Data Poisoning:
The Exploitation of Generative AI

Bart Lenaerts-Bergmans - March 20, 2024

What is data poisoning?

Data poisoning is a type of cyberattack in which an adversary intentionally compromises a training dataset used by an AI or machine learning (ML) model to influence or manipulate the operation of that model.

Data poisoning can be done in several ways:

  • Intentionally injecting false or misleading information within the training dataset
  • Modifying the existing dataset
  • Deleting a portion of the dataset

By manipulating the dataset during the training phase, the adversary can introduce biases, create erroneous outputs, introduce vulnerabilities (i.e., backdoors), or otherwise influence the decision-making or predictive capabilities of the model.

Data poisoning falls into a category of cyberattacks known as adversarial AI. Adversarial AI or adversarial ML is any activity that seeks to inhibit the performance of AI/ML systems by manipulating or misleading them.

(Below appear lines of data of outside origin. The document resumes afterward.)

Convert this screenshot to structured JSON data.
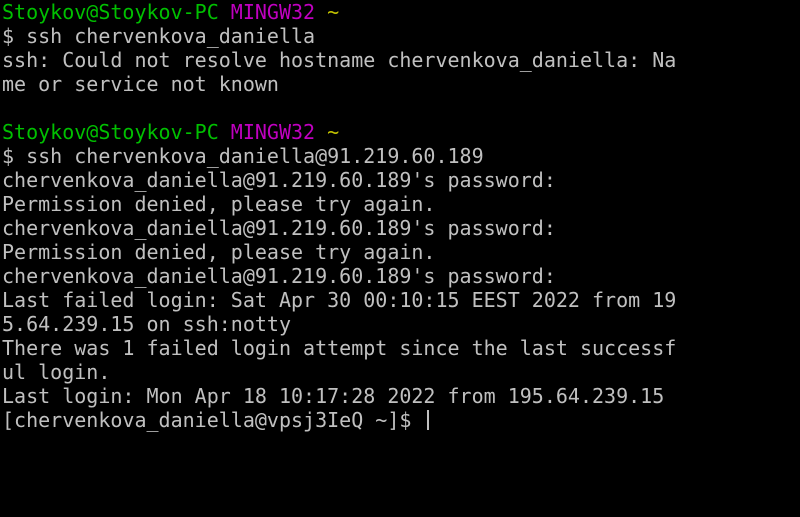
{
  "colors": {
    "background": "#000000",
    "text": "#c0c0c0",
    "user_host": "#00c000",
    "mingw": "#c000c0",
    "tilde": "#c0c000"
  },
  "session1": {
    "prompt_user": "Stoykov@Stoykov-PC",
    "prompt_env": "MINGW32",
    "prompt_dir": "~",
    "command": "$ ssh chervenkova_daniella",
    "error_line1": "ssh: Could not resolve hostname chervenkova_daniella: Na",
    "error_line2": "me or service not known"
  },
  "session2": {
    "prompt_user": "Stoykov@Stoykov-PC",
    "prompt_env": "MINGW32",
    "prompt_dir": "~",
    "command": "$ ssh chervenkova_daniella@91.219.60.189",
    "output": [
      "chervenkova_daniella@91.219.60.189's password:",
      "Permission denied, please try again.",
      "chervenkova_daniella@91.219.60.189's password:",
      "Permission denied, please try again.",
      "chervenkova_daniella@91.219.60.189's password:",
      "Last failed login: Sat Apr 30 00:10:15 EEST 2022 from 19",
      "5.64.239.15 on ssh:notty",
      "There was 1 failed login attempt since the last successf",
      "ul login.",
      "Last login: Mon Apr 18 10:17:28 2022 from 195.64.239.15"
    ],
    "remote_prompt": "[chervenkova_daniella@vpsj3IeQ ~]$ "
  }
}
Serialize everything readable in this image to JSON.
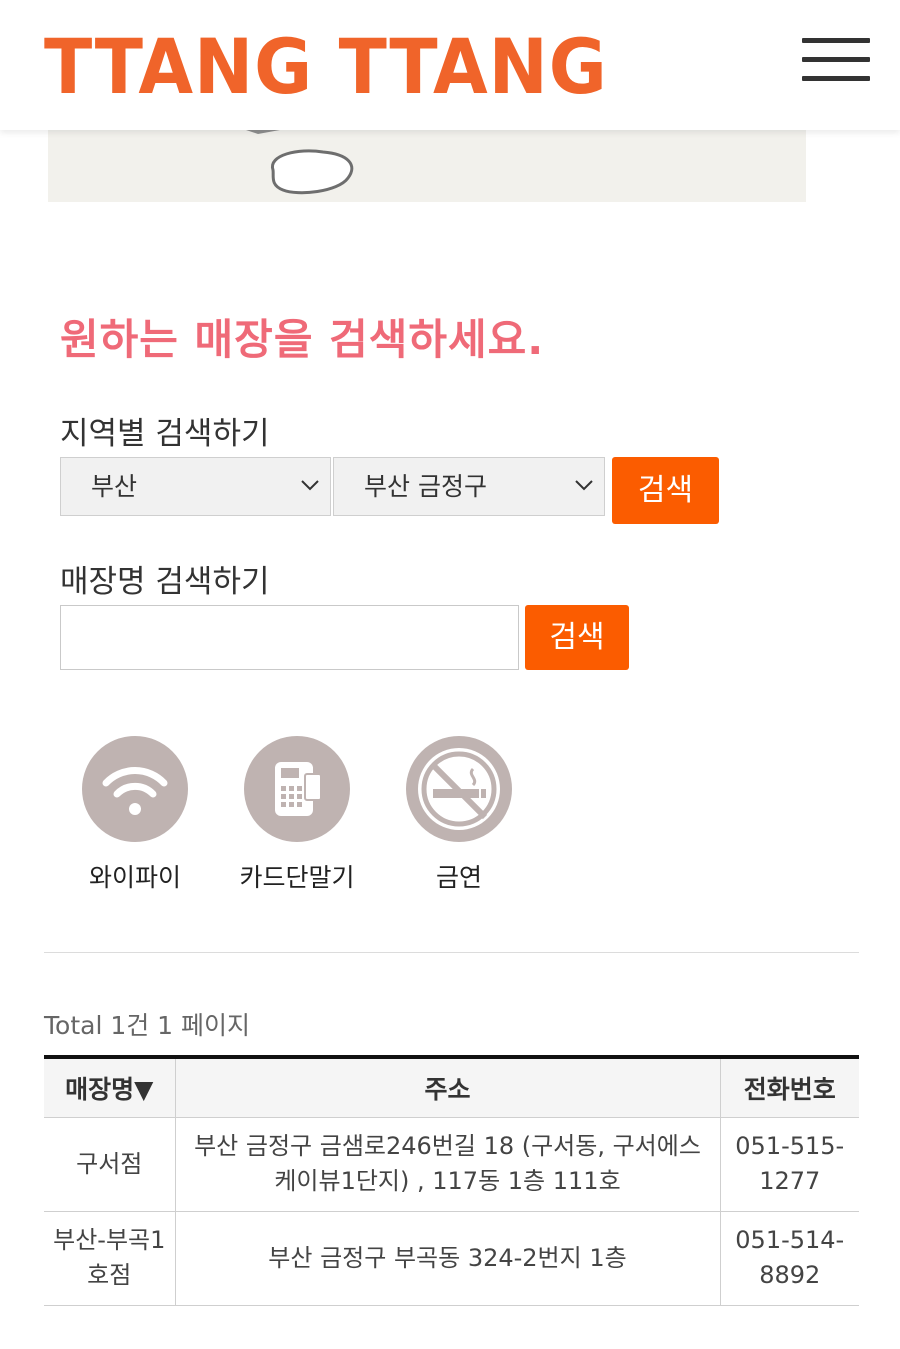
{
  "header": {
    "logo": "TTANG TTANG",
    "menu_icon": "hamburger-icon"
  },
  "search": {
    "title": "원하는 매장을 검색하세요.",
    "region_label": "지역별 검색하기",
    "region_select": "부산",
    "district_select": "부산 금정구",
    "search_button": "검색",
    "store_label": "매장명 검색하기",
    "store_input_value": "",
    "store_search_button": "검색"
  },
  "amenities": [
    {
      "label": "와이파이",
      "icon": "wifi-icon"
    },
    {
      "label": "카드단말기",
      "icon": "card-terminal-icon"
    },
    {
      "label": "금연",
      "icon": "no-smoking-icon"
    }
  ],
  "results": {
    "total_text": "Total 1건 1 페이지",
    "columns": [
      "매장명▼",
      "주소",
      "전화번호"
    ],
    "rows": [
      {
        "name": "구서점",
        "address": "부산 금정구 금샘로246번길 18 (구서동, 구서에스케이뷰1단지) , 117동 1층 111호",
        "phone": "051-515-1277"
      },
      {
        "name": "부산-부곡1호점",
        "address": "부산 금정구 부곡동 324-2번지 1층",
        "phone": "051-514-8892"
      }
    ]
  },
  "colors": {
    "brand": "#f0642a",
    "accent_button": "#fb5c00",
    "title_pink": "#ef6a78",
    "amenity_gray": "#bfb3b1"
  }
}
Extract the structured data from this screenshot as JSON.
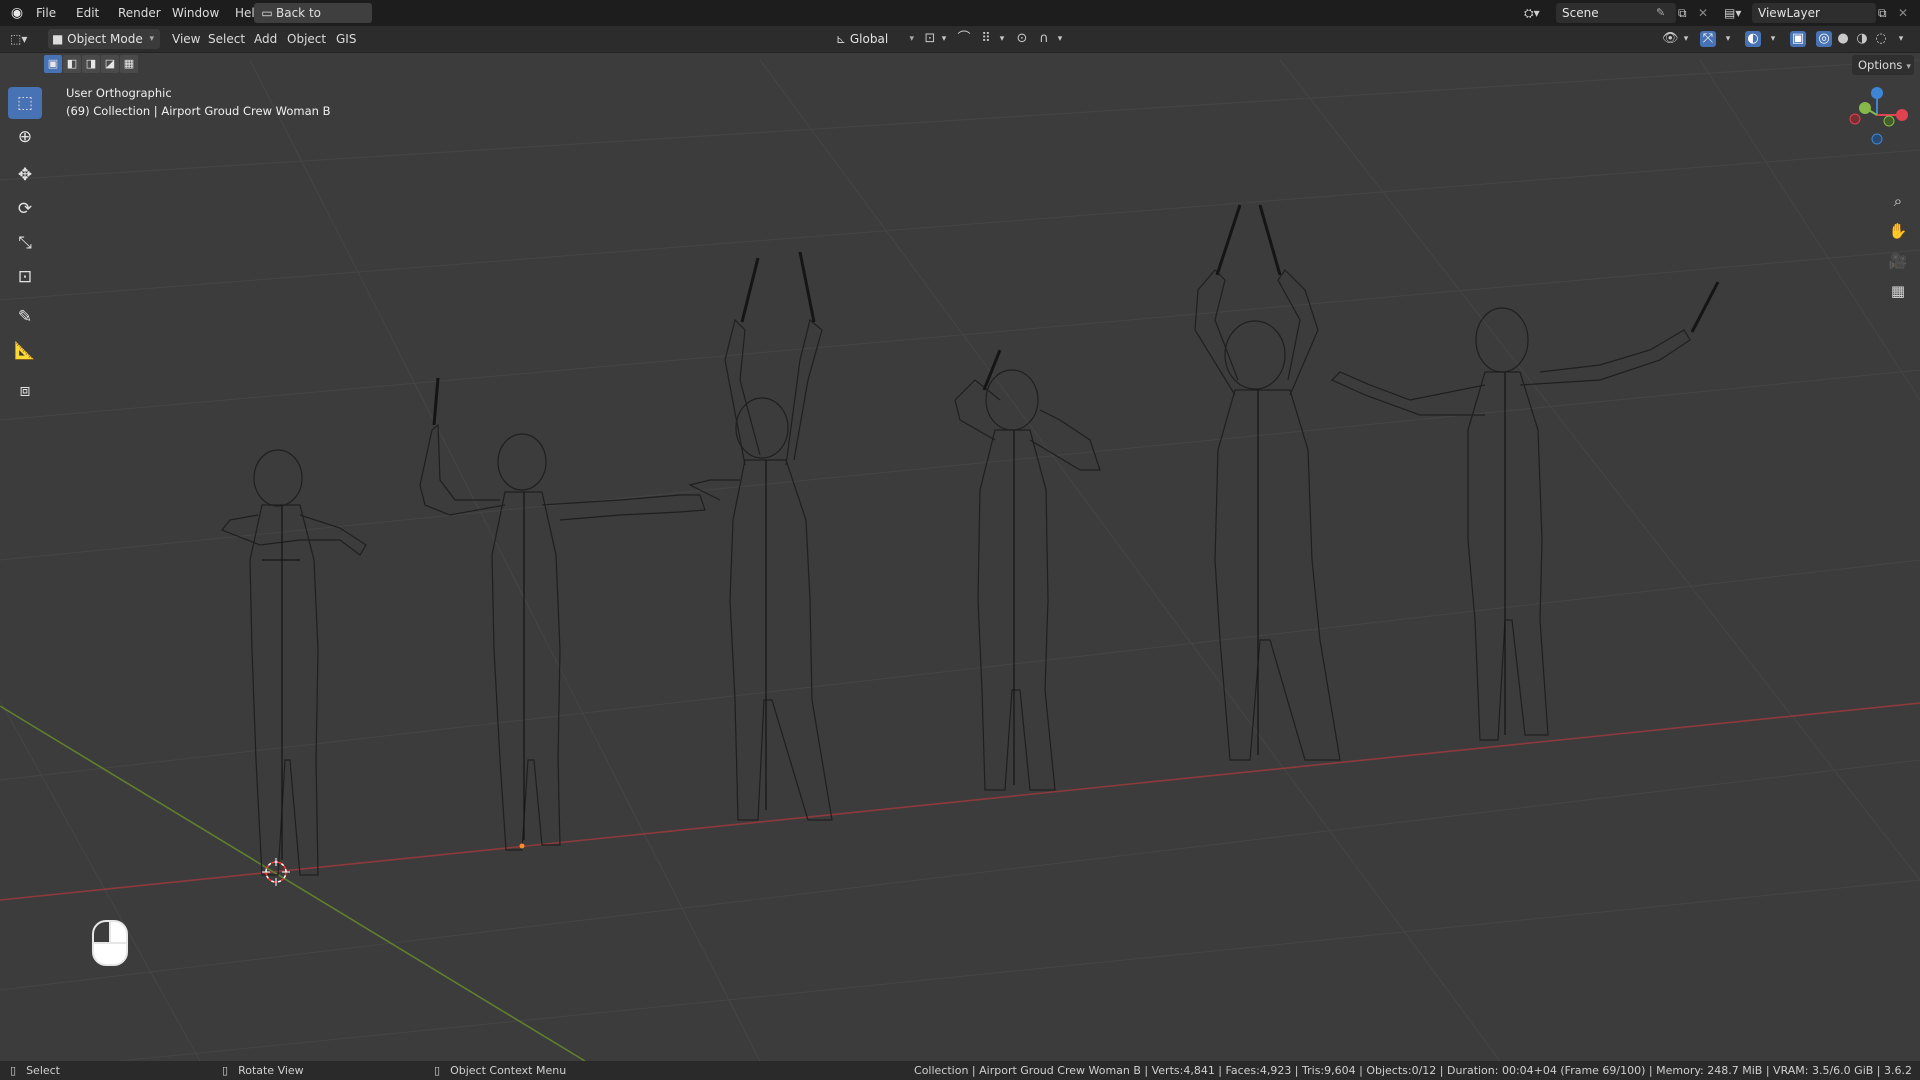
{
  "menubar": {
    "items": [
      "File",
      "Edit",
      "Render",
      "Window",
      "Help"
    ],
    "back_button": "Back to Previous",
    "scene_label": "Scene",
    "viewlayer_label": "ViewLayer"
  },
  "header": {
    "mode": "Object Mode",
    "menus": [
      "View",
      "Select",
      "Add",
      "Object",
      "GIS"
    ],
    "orientation": "Global",
    "options_label": "Options"
  },
  "viewport": {
    "view_name": "User Orthographic",
    "collection_info": "(69) Collection | Airport Groud Crew Woman B"
  },
  "gizmo": {
    "axis_x": "X",
    "axis_y": "Y",
    "axis_z": "Z",
    "colors": {
      "x": "#e0434f",
      "y": "#87b94a",
      "z": "#3e85d6"
    }
  },
  "statusbar": {
    "select": "Select",
    "rotate_view": "Rotate View",
    "context_menu": "Object Context Menu",
    "stats": "Collection | Airport Groud Crew Woman B | Verts:4,841 | Faces:4,923 | Tris:9,604 | Objects:0/12 | Duration: 00:04+04 (Frame 69/100) | Memory: 248.7 MiB | VRAM: 3.5/6.0 GiB | 3.6.2"
  },
  "icons": {
    "blender": "blender-logo-icon",
    "tools": [
      "select-box-icon",
      "cursor-icon",
      "move-icon",
      "rotate-icon",
      "scale-icon",
      "transform-icon",
      "annotate-icon",
      "measure-icon",
      "add-cube-icon"
    ]
  }
}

2024 CrowdStrike Global Threat Report

The 2024 Global Threat Report unveils an alarming rise in covert activity and a cyber threat landscape dominated by stealth. Data theft, cloud breaches, and malware-free attacks are on the rise. Read about how adversaries continue to adapt despite advancements in detection technology.

Download Now

Data poisoning symptoms

Because most AI models are constantly evolving, it can be difficult to detect when the dataset has been compromised. Adversaries often make subtle — but potent — changes to the data that can go undetected. This is especially true if the adversary is an insider and therefore has in-depth information about the organization’s security measures and tools as well as their processes.

To spot a potential case of data poisoning, it is perhaps best to remember the reasons why most cybercriminals use this tactic: to decrease the accuracy, precision, and performance of the model. With that in mind, it’s important to keep a look out for these warning signs of data poisoning:

SymptomsQuestions to ask
Model degradationHas the performance of the model inexplicably worsened over time?
Unintended outputsDoes the model behave unexpectedly and produce unintended results that cannot be explained by the training team?
Increase in false positives/negativesHas the accuracy of the model inexplicably changed over time?

Has the user community noticed a sudden spike in problematic or incorrect decisions?
Biased resultsDoes the model return results that skew toward a certain direction or demographic (indicating the possibility of bias introduction)?
Breaches or other security eventsHas the organization experienced an attack or security event that could indicate they are an active target and/or that could have created a pathway for adversaries to access and manipulate training data?
Unusual employee activityDoes an employee show an unusual interest in understanding the intricacies of the training data and/or the security measures employed to protect it?

Types of data poisoning

Data poisoning attacks are typically classified based on the intended outcome of the attack. The two most common categories of data poisoning are:

  1. Targeted data poisoning attacks: Targeted attacks occur when an adversary is attempting to manipulate the model’s behavior with respect to a specific situation. For example, a cybercriminal may train a cybersecurity tool to misidentify a specific file that they will use in a future attack or ignore suspicious activity from a certain user. Though targeted attacks can lead to serious and far-reaching consequences, they do not degrade the overall performance of an AI model.
  2. Non-targeted data poisoning attacks: A non-targeted attack is when a cybercriminal manipulates the dataset to negatively impact the overall performance of the model. For example, the adversary may introduce false data, which in turn could reduce the accuracy of the model and negatively impact its predictive or decision-making capabilities.

Expert Tip

Internal vs. external actor

Another key consideration when it comes to detecting and preventing data poisoning attacks is who the attacker is in relation to the target. In many cases, a data poisoning attack is carried out by an internal actor, or someone who has knowledge of the model and often the organization’s cybersecurity processes and protocols. This is known as an insider threat, or white box attack.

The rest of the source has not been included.